As Timothy Massad, former chairman of the U.S. Commodity Futures Trading Commission (CFTC), wrote: "Bitcoin ETFs will provide retail investors a way to invest in cryptocurrency without actually purchasing it or dealing with the complexities of custody."
Investing in a Bitcoin ETF is equivalent to indirectly owning Bitcoin. Compared to traditional trading methods, this approach lowers the barrier to entry by eliminating the need for investors to learn how to use cryptocurrency exchanges or OTC platforms, manage wallets, or handle private keys. It also avoids platform risks (such as exchange hacks or inadequate regulation) and self-custody risks (like losing access).

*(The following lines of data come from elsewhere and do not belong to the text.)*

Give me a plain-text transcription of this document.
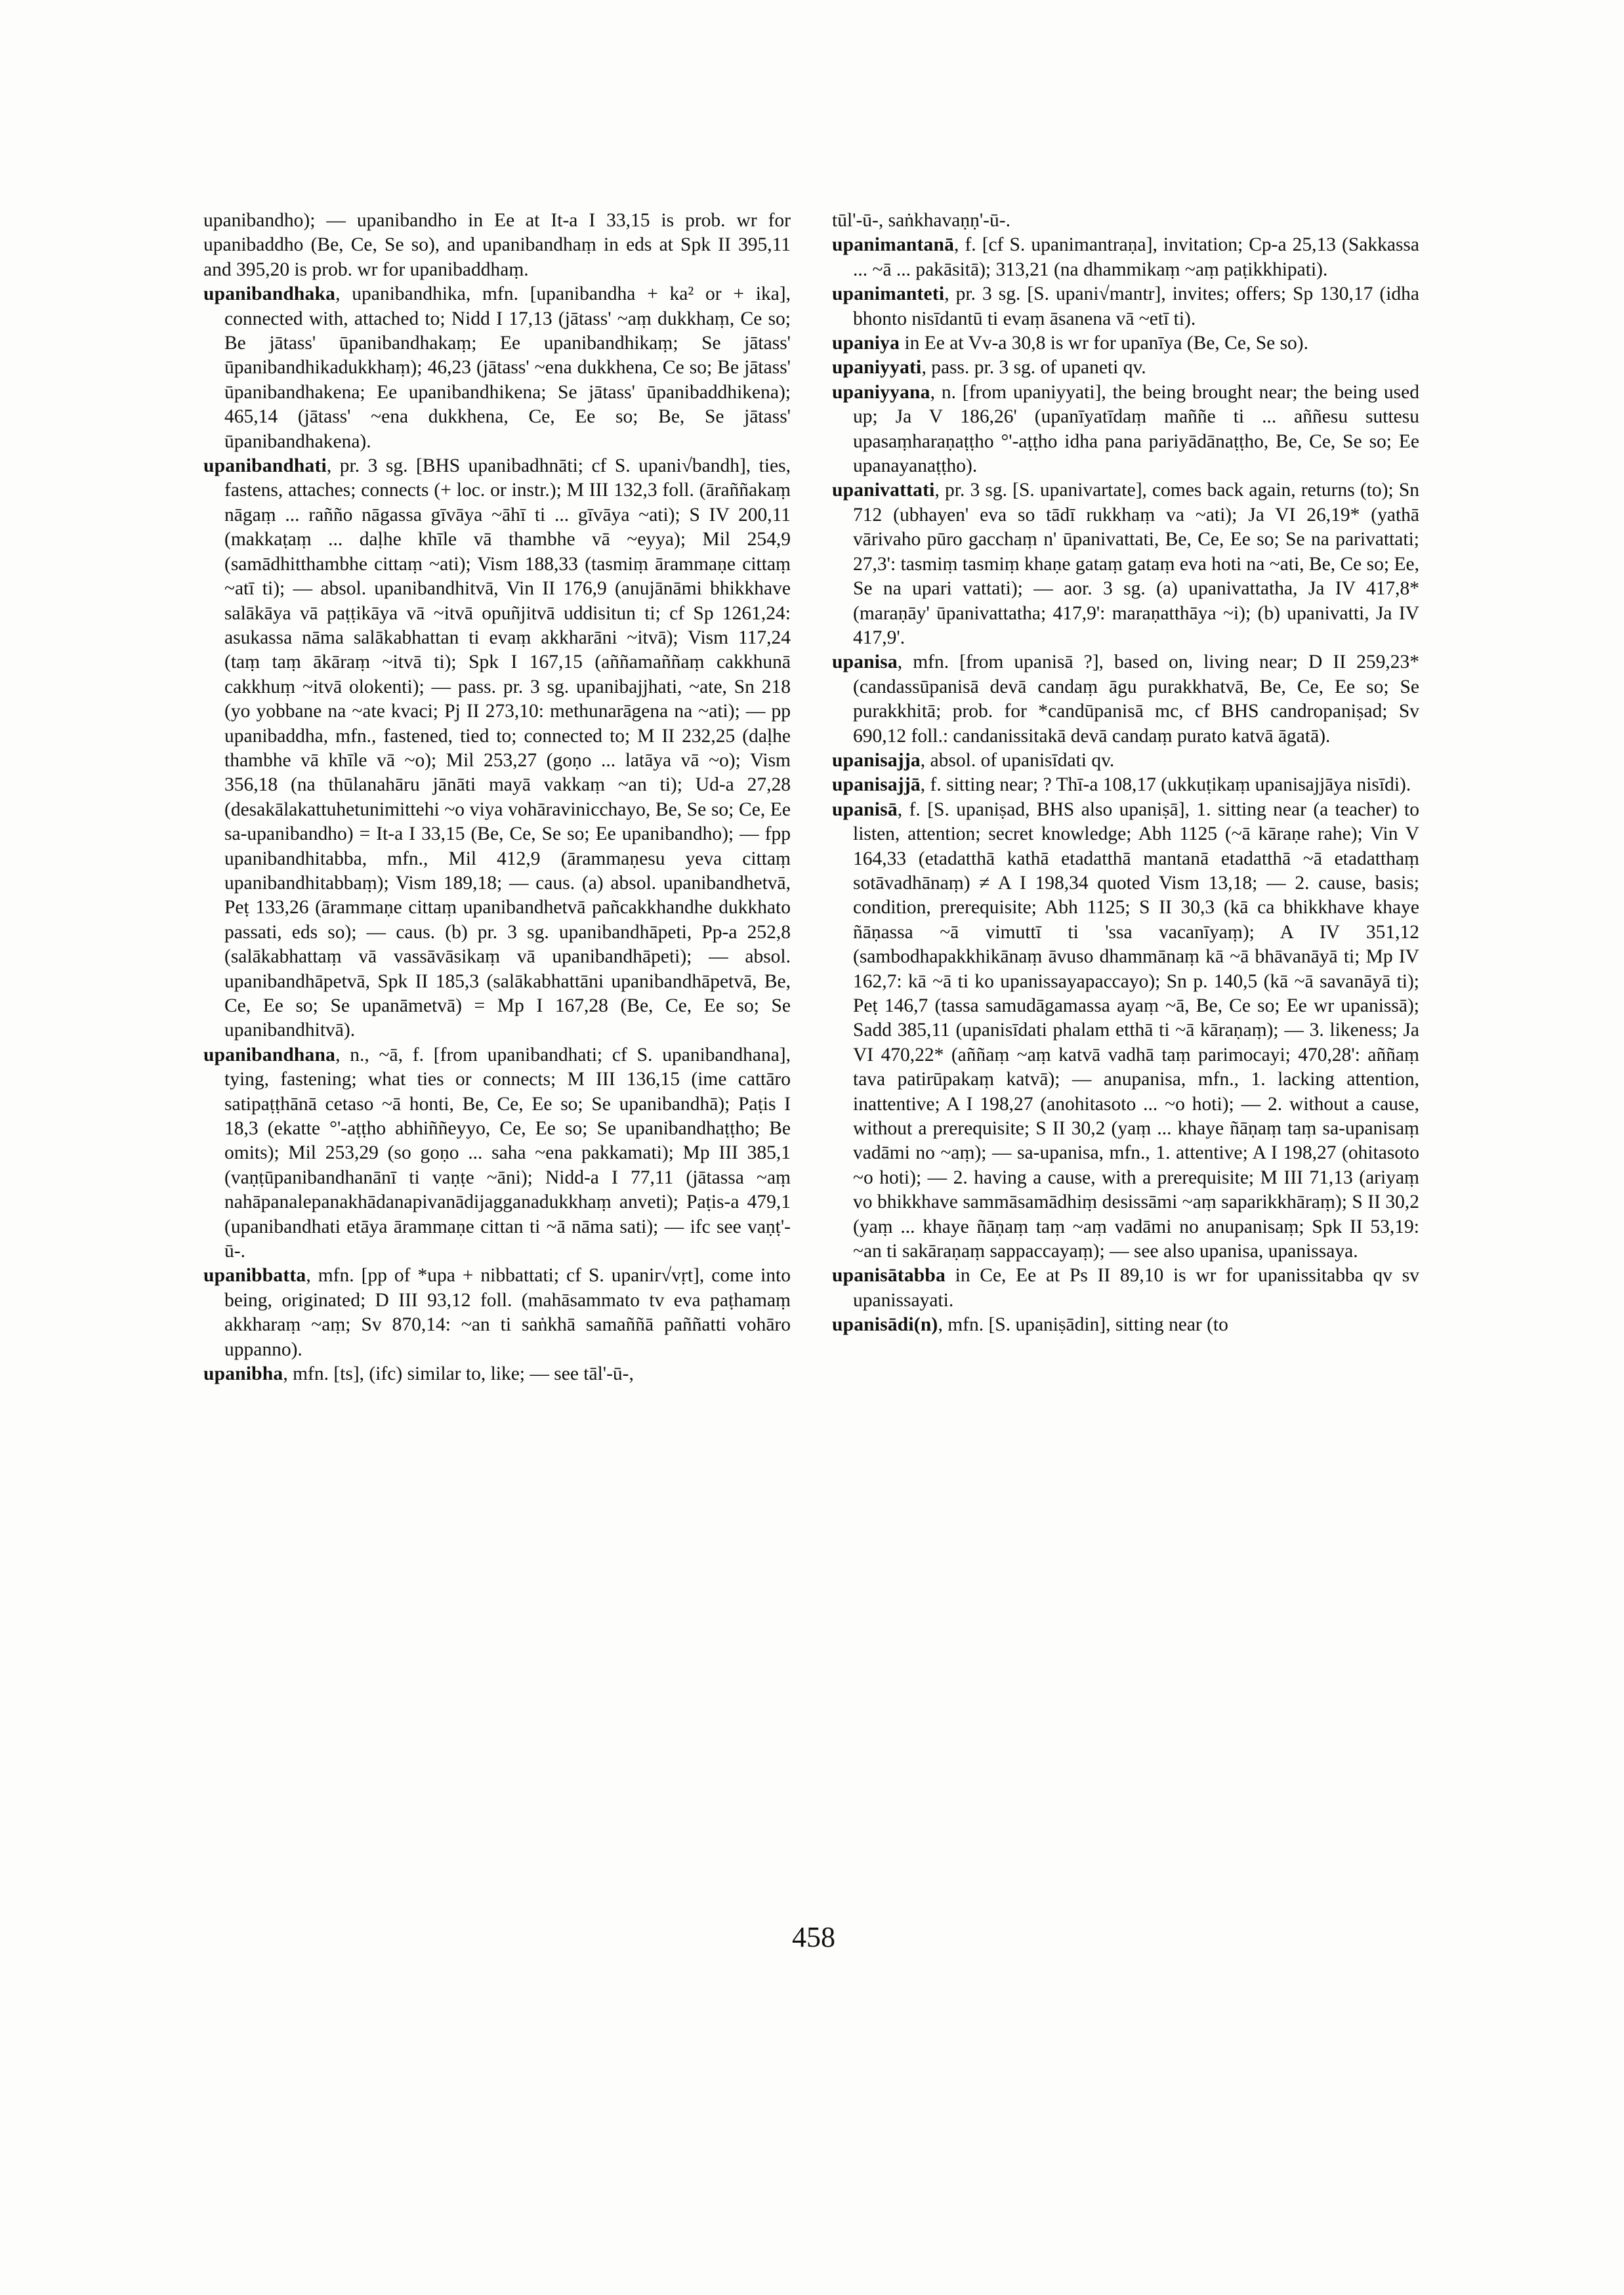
upanibandho); — upanibandho in Ee at It-a I 33,15 is prob. wr for upanibaddho (Be, Ce, Se so), and upanibandhaṃ in eds at Spk II 395,11 and 395,20 is prob. wr for upanibaddhaṃ.

upanibandhaka, upanibandhika, mfn. [upanibandha + ka² or + ika], connected with, attached to; Nidd I 17,13 (jātass' ~aṃ dukkhaṃ, Ce so; Be jātass' ūpanibandhakaṃ; Ee upanibandhikaṃ; Se jātass' ūpanibandhikadukkhaṃ); 46,23 (jātass' ~ena dukkhena, Ce so; Be jātass' ūpanibandhakena; Ee upanibandhikena; Se jātass' ūpanibaddhikena); 465,14 (jātass' ~ena dukkhena, Ce, Ee so; Be, Se jātass' ūpanibandhakena).

upanibandhati, pr. 3 sg. [BHS upanibadhnāti; cf S. upani√bandh], ties, fastens, attaches; connects (+ loc. or instr.); M III 132,3 foll. (āraññakaṃ nāgaṃ ... rañño nāgassa gīvāya ~āhī ti ... gīvāya ~ati); S IV 200,11 (makkaṭaṃ ... daḷhe khīle vā thambhe vā ~eyya); Mil 254,9 (samādhitthambhe cittaṃ ~ati); Vism 188,33 (tasmiṃ ārammaṇe cittaṃ ~atī ti); — absol. upanibandhitvā, Vin II 176,9 (anujānāmi bhikkhave salākāya vā paṭṭikāya vā ~itvā opuñjitvā uddisitun ti; cf Sp 1261,24: asukassa nāma salākabhattan ti evaṃ akkharāni ~itvā); Vism 117,24 (taṃ taṃ ākāraṃ ~itvā ti); Spk I 167,15 (aññamaññaṃ cakkhunā cakkhuṃ ~itvā olokenti); — pass. pr. 3 sg. upanibajjhati, ~ate, Sn 218 (yo yobbane na ~ate kvaci; Pj II 273,10: methunarāgena na ~ati); — pp upanibaddha, mfn., fastened, tied to; connected to; M II 232,25 (daḷhe thambhe vā khīle vā ~o); Mil 253,27 (goṇo ... latāya vā ~o); Vism 356,18 (na thūlanahāru jānāti mayā vakkaṃ ~an ti); Ud-a 27,28 (desakālakattuhetunimittehi ~o viya vohāravinicchayo, Be, Se so; Ce, Ee sa-upanibandho) = It-a I 33,15 (Be, Ce, Se so; Ee upanibandho); — fpp upanibandhitabba, mfn., Mil 412,9 (ārammaṇesu yeva cittaṃ upanibandhitabbaṃ); Vism 189,18; — caus. (a) absol. upanibandhetvā, Peṭ 133,26 (ārammaṇe cittaṃ upanibandhetvā pañcakkhandhe dukkhato passati, eds so); — caus. (b) pr. 3 sg. upanibandhāpeti, Pp-a 252,8 (salākabhattaṃ vā vassāvāsikaṃ vā upanibandhāpeti); — absol. upanibandhāpetvā, Spk II 185,3 (salākabhattāni upanibandhāpetvā, Be, Ce, Ee so; Se upanāmetvā) = Mp I 167,28 (Be, Ce, Ee so; Se upanibandhitvā).

upanibandhana, n., ~ā, f. [from upanibandhati; cf S. upanibandhana], tying, fastening; what ties or connects; M III 136,15 (ime cattāro satipaṭṭhānā cetaso ~ā honti, Be, Ce, Ee so; Se upanibandhā); Paṭis I 18,3 (ekatte °'-aṭṭho abhiññeyyo, Ce, Ee so; Se upanibandhaṭṭho; Be omits); Mil 253,29 (so goṇo ... saha ~ena pakkamati); Mp III 385,1 (vaṇṭūpanibandhanānī ti vaṇṭe ~āni); Nidd-a I 77,11 (jātassa ~aṃ nahāpanalepanakhādanapivanādijagganadukkhaṃ anveti); Paṭis-a 479,1 (upanibandhati etāya ārammaṇe cittan ti ~ā nāma sati); — ifc see vaṇṭ'-ū-.

upanibbatta, mfn. [pp of *upa + nibbattati; cf S. upanir√vṛt], come into being, originated; D III 93,12 foll. (mahāsammato tv eva paṭhamaṃ akkharaṃ ~aṃ; Sv 870,14: ~an ti saṅkhā samaññā paññatti vohāro uppanno).

upanibha, mfn. [ts], (ifc) similar to, like; — see tāl'-ū-,

tūl'-ū-, saṅkhavaṇṇ'-ū-.

upanimantanā, f. [cf S. upanimantraṇa], invitation; Cp-a 25,13 (Sakkassa ... ~ā ... pakāsitā); 313,21 (na dhammikaṃ ~aṃ paṭikkhipati).

upanimanteti, pr. 3 sg. [S. upani√mantr], invites; offers; Sp 130,17 (idha bhonto nisīdantū ti evaṃ āsanena vā ~etī ti).

upaniya in Ee at Vv-a 30,8 is wr for upanīya (Be, Ce, Se so).

upaniyyati, pass. pr. 3 sg. of upaneti qv.

upaniyyana, n. [from upaniyyati], the being brought near; the being used up; Ja V 186,26' (upanīyatīdaṃ maññe ti ... aññesu suttesu upasaṃharaṇaṭṭho °'-aṭṭho idha pana pariyādānaṭṭho, Be, Ce, Se so; Ee upanayanaṭṭho).

upanivattati, pr. 3 sg. [S. upanivartate], comes back again, returns (to); Sn 712 (ubhayen' eva so tādī rukkhaṃ va ~ati); Ja VI 26,19* (yathā vārivaho pūro gacchaṃ n' ūpanivattati, Be, Ce, Ee so; Se na parivattati; 27,3': tasmiṃ tasmiṃ khaṇe gataṃ gataṃ eva hoti na ~ati, Be, Ce so; Ee, Se na upari vattati); — aor. 3 sg. (a) upanivattatha, Ja IV 417,8* (maraṇāy' ūpanivattatha; 417,9': maraṇatthāya ~i); (b) upanivatti, Ja IV 417,9'.

upanisa, mfn. [from upanisā ?], based on, living near; D II 259,23* (candassūpanisā devā candaṃ āgu purakkhatvā, Be, Ce, Ee so; Se purakkhitā; prob. for *candūpanisā mc, cf BHS candropaniṣad; Sv 690,12 foll.: candanissitakā devā candaṃ purato katvā āgatā).

upanisajja, absol. of upanisīdati qv.

upanisajjā, f. sitting near; ? Thī-a 108,17 (ukkuṭikaṃ upanisajjāya nisīdi).

upanisā, f. [S. upaniṣad, BHS also upaniṣā], 1. sitting near (a teacher) to listen, attention; secret knowledge; Abh 1125 (~ā kāraṇe rahe); Vin V 164,33 (etadatthā kathā etadatthā mantanā etadatthā ~ā etadatthaṃ sotāvadhānaṃ) ≠ A I 198,34 quoted Vism 13,18; — 2. cause, basis; condition, prerequisite; Abh 1125; S II 30,3 (kā ca bhikkhave khaye ñāṇassa ~ā vimuttī ti 'ssa vacanīyaṃ); A IV 351,12 (sambodhapakkhikānaṃ āvuso dhammānaṃ kā ~ā bhāvanāyā ti; Mp IV 162,7: kā ~ā ti ko upanissayapaccayo); Sn p. 140,5 (kā ~ā savanāyā ti); Peṭ 146,7 (tassa samudāgamassa ayaṃ ~ā, Be, Ce so; Ee wr upanissā); Sadd 385,11 (upanisīdati phalam etthā ti ~ā kāraṇaṃ); — 3. likeness; Ja VI 470,22* (aññaṃ ~aṃ katvā vadhā taṃ parimocayi; 470,28': aññaṃ tava patirūpakaṃ katvā); — anupanisa, mfn., 1. lacking attention, inattentive; A I 198,27 (anohitasoto ... ~o hoti); — 2. without a cause, without a prerequisite; S II 30,2 (yaṃ ... khaye ñāṇaṃ taṃ sa-upanisaṃ vadāmi no ~aṃ); — sa-upanisa, mfn., 1. attentive; A I 198,27 (ohitasoto ~o hoti); — 2. having a cause, with a prerequisite; M III 71,13 (ariyaṃ vo bhikkhave sammāsamādhiṃ desissāmi ~aṃ saparikkhāraṃ); S II 30,2 (yaṃ ... khaye ñāṇaṃ taṃ ~aṃ vadāmi no anupanisaṃ; Spk II 53,19: ~an ti sakāraṇaṃ sappaccayaṃ); — see also upanisa, upanissaya.

upanisātabba in Ce, Ee at Ps II 89,10 is wr for upanissitabba qv sv upanissayati.

upanisādi(n), mfn. [S. upaniṣādin], sitting near (to

458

Moreover, Bitcoin ETFs offer institutional investors a compliant channel to gain exposure to Bitcoin. This means traditional fund managers can now incorporate Bitcoin into portfolios via ETFs. For example, major institutional players in the U.S. market—such as pension funds—are currently restricted by policy from direct participation in crypto markets. But if Bitcoin is packaged as an ETF, pension funds could include it as a compliant investment instrument in their portfolios.
However, Bitcoin ETFs still face a formidable regulatory hurdle. At least in the U.S., the current regulatory environment for crypto assets remains unfriendly and chaotic, lacking clear compliance guidelines. Recently, the SEC has filed lawsuits against Coinbase and Binance, signaling a stricter regulatory stance. Almost any crypto asset can be labeled a "security" and subjected to aggressive enforcement actions.
Therefore, both individual and institutional investors are waiting for regulatory clarity. They're not afraid of a swift, decisive ruling—they fear ambiguity and endless delays. One year, two years pass; life is short. How many bull markets can we realistically experience?